Oh, yes, all the time. I usually see the light bulb go off when they realize the assignments that I’ve been giving them, it’s all been for a purpose. All that careful, painstaking polishing of the materials they’ve done, there’s been a reason for it. That usually happens when they look under the microscope, and they see things that you can’t see unless you’ve done a very good job of polishing. That’s when they realize the incredible job they’ve done — and when that happens, they get that special satisfaction. And I’m excited, too, I’m excited for them. It’s an amazing feeling. Because what we do at the Magnet Lab, looking at these very small objects, it’s miraculous. … We can go up to 3 million times magnification, with no distortion!
I do get some teachers who come in with a preconception that, ”This is mysterious, and I’m never going to learn it.” I tell them from the very start, “That’s not the case. If you have questions, we’re not going to proceed until you fully know what’s going on.”
I had a teacher once who had been teaching for 30 years, and she was very afraid to tackle any of the science I was doing, even just using the microscope. But by the end of her internship, she was operating the microscopic and doing the math and operating the computer programs. That’s why I do this, because seeing that happen is very gratifying to me.
Are there certain characteristics in your students and teachers that predict their success as scientists?
That’s a hard question in some ways, but I really think it’s the ones who aren’t afraid to try, those are the ones that make the best scientists. The ones who, no matter how wacky it sounds, they’ll try it.
When a teacher comes to me and says, “Will this work?” I say, “What do you think?” If it’s a safe thing, I tell them to go ahead and try it and see if it works. Because even when I know something is not going to work, there’s no amount of me telling them it’s not going to work that will make the same impression on them as their own, direct experience of seeing it not work.
The only words I hate to hear from a teacher are, “I don’t think I can do that.” I say, “Well, there’s a thing called ‘try,’ and then there’s a thing called ‘do,’ like Yoda said. So what you do is, you do it.” And so, they do it. These teachers are very bright; sometimes they just need a little encouragement.
Do you have any funny moments that stand out?
(Goddard recalled a joke that he and a fifth-grade teacher played on a kindergarten teacher from Hosford, Florida. )
I had a spare keyboard that was a junk keyboard. So one day I was typing on the computer, and I acted as if I suspected something bad had just happened.
“I can’t stand this anymore!” I said, and I picked up the keyboard and threw it across the room and the keys flew everywhere.
The kindergarten teacher looked at me and said, “Well, I’m glad we’re done with that.” That was pretty funny. It didn’t rattle her at all. Not at all. It surprised her, but it didn’t shock here. If that had been me, I would have been pretty shocked.
Anyway, I sometimes do things like that, and it kind of livens up the mentorship period.

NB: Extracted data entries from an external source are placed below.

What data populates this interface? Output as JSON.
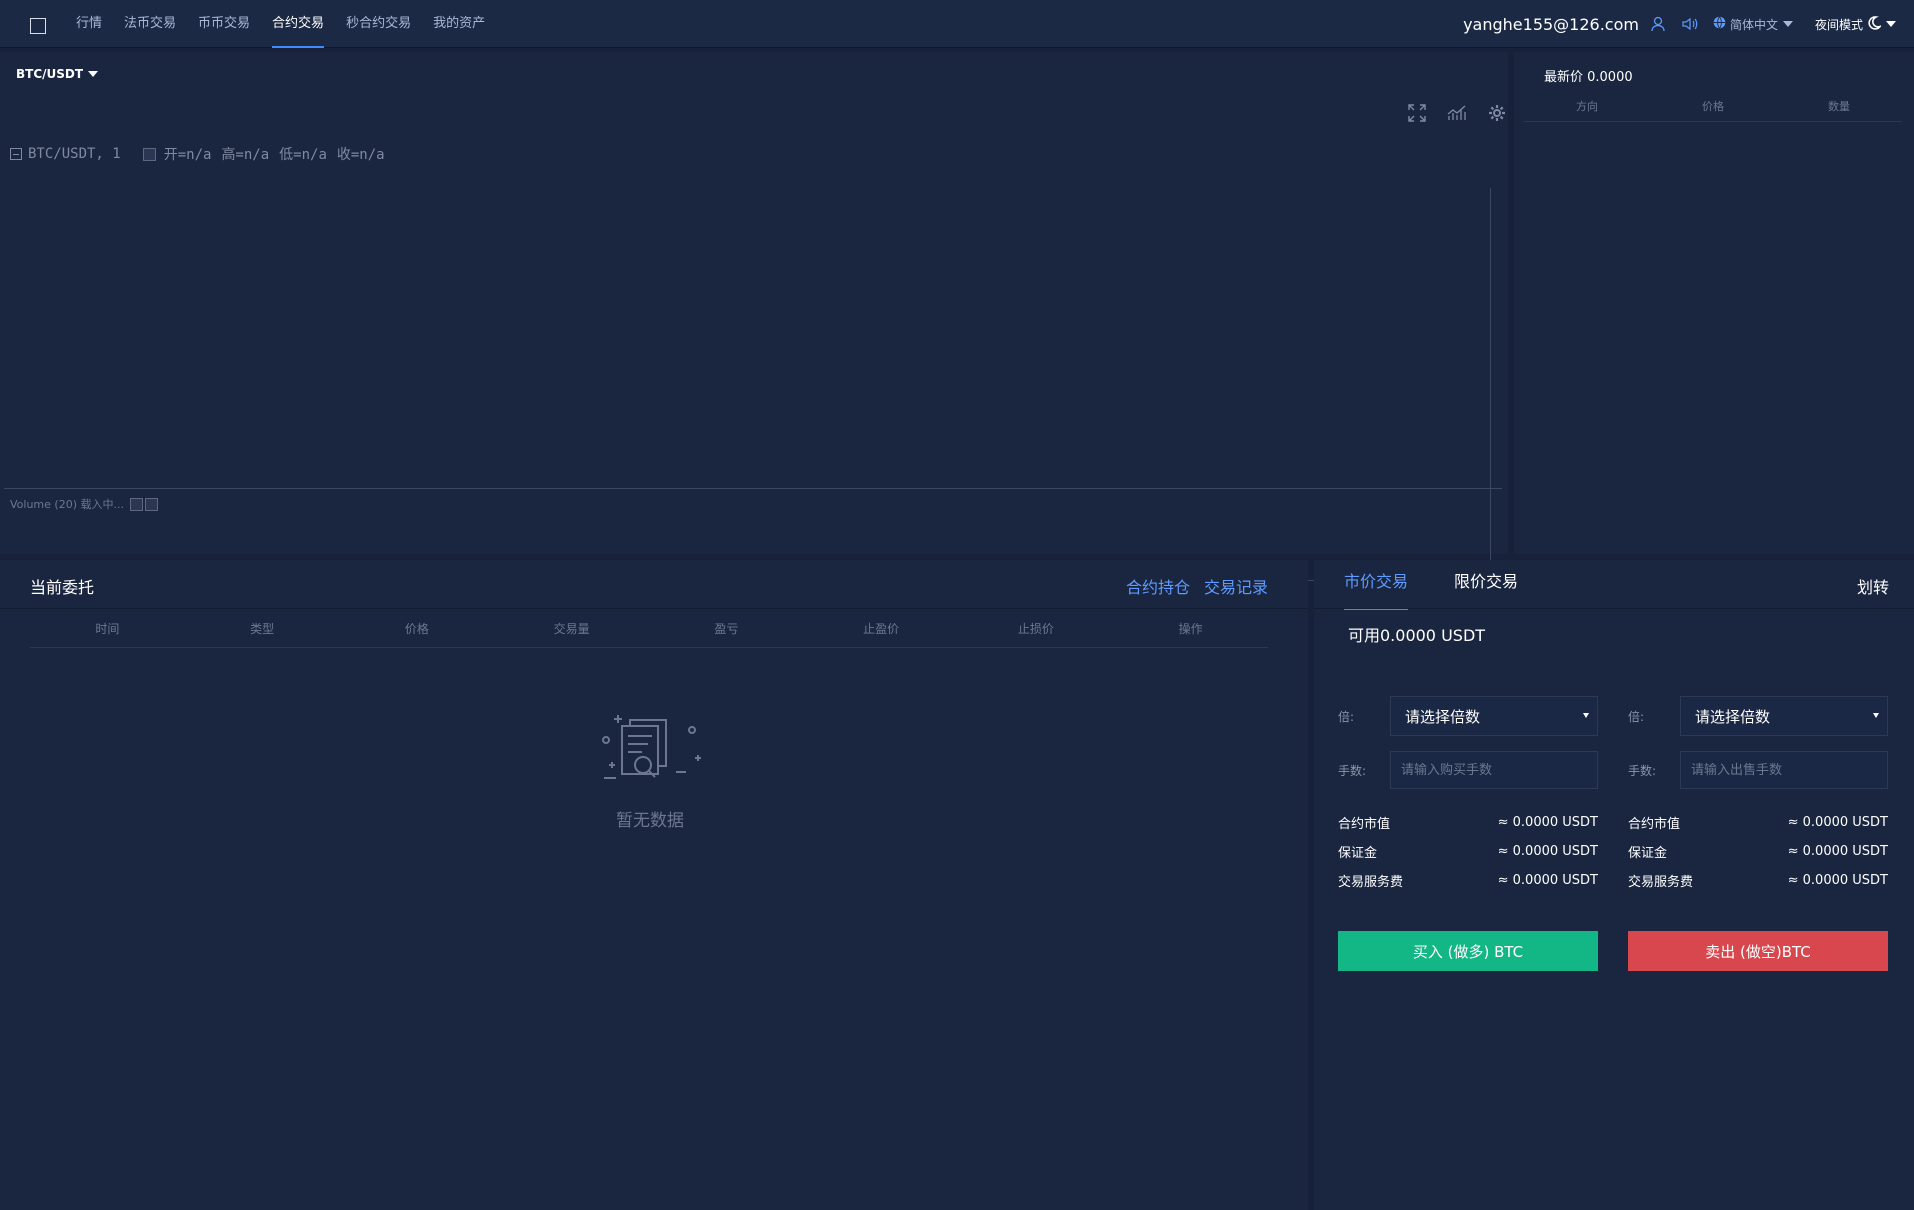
{
  "nav": {
    "items": [
      {
        "label": "行情"
      },
      {
        "label": "法币交易"
      },
      {
        "label": "币币交易"
      },
      {
        "label": "合约交易",
        "active": true
      },
      {
        "label": "秒合约交易"
      },
      {
        "label": "我的资产"
      }
    ]
  },
  "user": {
    "email": "yanghe155@126.com"
  },
  "language": {
    "label": "简体中文"
  },
  "theme": {
    "label": "夜间模式"
  },
  "chart": {
    "pair": "BTC/USDT",
    "legend_symbol": "BTC/USDT, 1",
    "open": "开=n/a",
    "high": "高=n/a",
    "low": "低=n/a",
    "close": "收=n/a",
    "volume_legend": "Volume (20) 载入中..."
  },
  "orderbook": {
    "title": "最新价 0.0000",
    "columns": [
      "方向",
      "价格",
      "数量"
    ]
  },
  "orders": {
    "title": "当前委托",
    "links": [
      "合约持仓",
      "交易记录"
    ],
    "columns": [
      "时间",
      "类型",
      "价格",
      "交易量",
      "盈亏",
      "止盈价",
      "止损价",
      "操作"
    ],
    "empty_text": "暂无数据"
  },
  "trade": {
    "tabs": [
      "市价交易",
      "限价交易"
    ],
    "transfer_label": "划转",
    "available": "可用0.0000 USDT",
    "multiplier_label": "倍:",
    "lots_label": "手数:",
    "buy": {
      "multiplier_value": "请选择倍数",
      "lots_placeholder": "请输入购买手数",
      "stats": [
        {
          "label": "合约市值",
          "value": "≈ 0.0000 USDT"
        },
        {
          "label": "保证金",
          "value": "≈ 0.0000 USDT"
        },
        {
          "label": "交易服务费",
          "value": "≈ 0.0000 USDT"
        }
      ],
      "button_label": "买入 (做多) BTC"
    },
    "sell": {
      "multiplier_value": "请选择倍数",
      "lots_placeholder": "请输入出售手数",
      "stats": [
        {
          "label": "合约市值",
          "value": "≈ 0.0000 USDT"
        },
        {
          "label": "保证金",
          "value": "≈ 0.0000 USDT"
        },
        {
          "label": "交易服务费",
          "value": "≈ 0.0000 USDT"
        }
      ],
      "button_label": "卖出 (做空)BTC"
    }
  },
  "colors": {
    "background": "#17223a",
    "panel": "#1a2640",
    "accent": "#3f8cff",
    "buy": "#13b685",
    "sell": "#d8464e"
  }
}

And I always find that they really pay attention after that.
How would you like your students to remember you?
I hope they would say, “He made me learn science in a fun way.” Because there are two things I tell all my teachers: 1. You’re going to learn at least a few things here that you’ll be able to take back to your classroom, and 2. You’re going to have some fun doing it.
Any advice you'd give to someone who wants to mentor?
Be patient. Don’t underestimate the ability of the people you’re mentoring. I don’t pare down things at all. I don’t tell them the baby aspects, I give them the true science of it. And I think their reactions to it are amazing. They are open to doing something and seeing the result and making the connection. And that’s what makes all of it worthwhile.